Flyntlock Bones: the Eye of Mogdrod is about Flynn a shipmate on ‘The Black Hound’ a pirate ship captained by the fearless Captain Watkins. Alongside his courageous partner Red, a female member of the crew, they keep everything ship-shape and ready for any scurvy endeavours! Do not be fooled, however, these are pirates with a twist. These swashbuckling seafarers are concerned with righting wrongs. They are… pirate investigators.
‘The Eye of Mogdrod’ is the second book in the ‘Flintlock Bones’ trilogy and I have to say my cunning co reader, I cannot wait to read the first and the third. Derek Keilty steers the reader through a thrilling adventure full of all the joys of pirate life: the vast ocean guided by constellations; the interesting food provided by ‘Fishbreath’ the chef; the hunt for booty; loyalty; treachery; larger than life characters and a touch of romance all woven together with laugh out loud humour, incredible description and pirate colloquialisms. He is a fantastic author with a great sense of humour and understanding of how to engage the child reader. If you can get him into your school his creative writing workshop would be transformative.
The pace of the narrative mirrors the fast pace of the adventure. The reader is not allowed an opportunity to relax in a false sense of security. The tension builds to the moment of conflict with Mogdrod the giant, pretty scary, cat and all that ensues. The main characters travel hither and thither in a desperate plight to find Fergus McSwaggers’ precious chalice.

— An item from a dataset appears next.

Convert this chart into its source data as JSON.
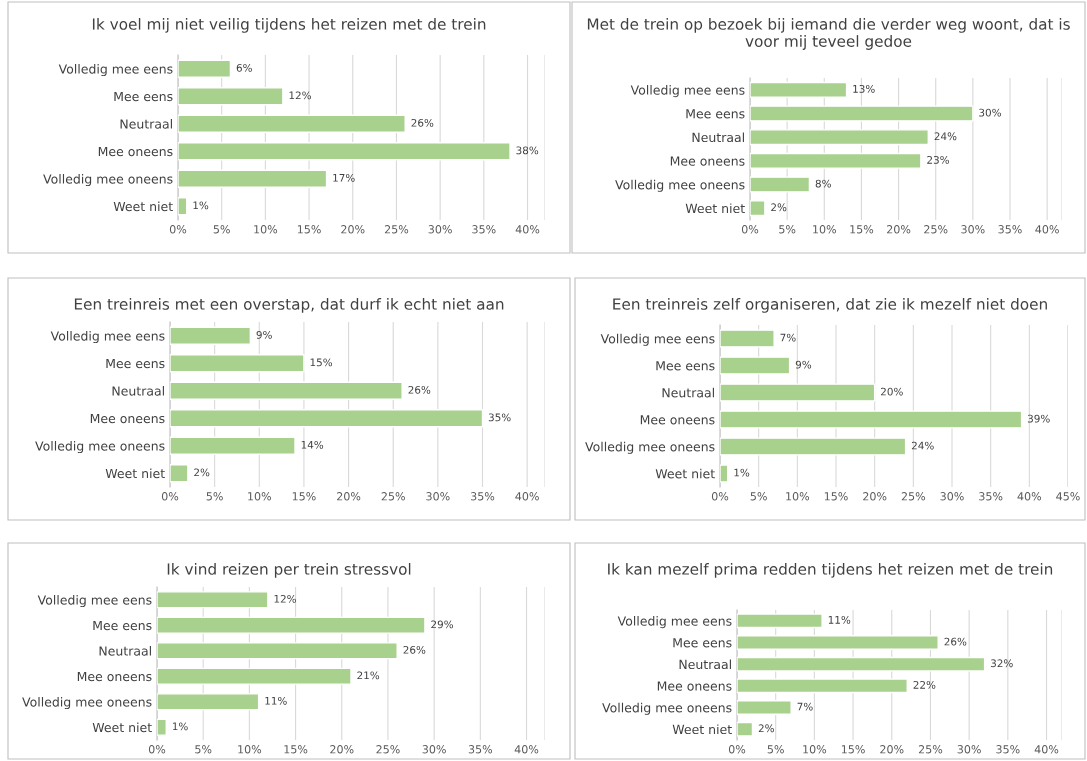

I would recommend this book to any year 2 and year 3 classroom. It is full of silly, fun, stinky humour which will leave this age range both falling off their seats and gripped by the adventurous plot. Partner this with Mark Elvins’ hypnotic illustrations and we are really onto a winner for excitement and inspiring even the most reluctant of readers. So much to explore, Flyntlock Bones: the Eye of Mogdrod really is a must for any lower key stage two classroom and bookcase in any 6-9 year old’s bedroom.
This story would appeal to those who enjoyed other pirate tales such as Marcus Sedgwick’s The Treasure of the Golden Skull or Pirate Blunderbeard: Worst. Pirate. Ever by Amy Sparks and Ben Cort.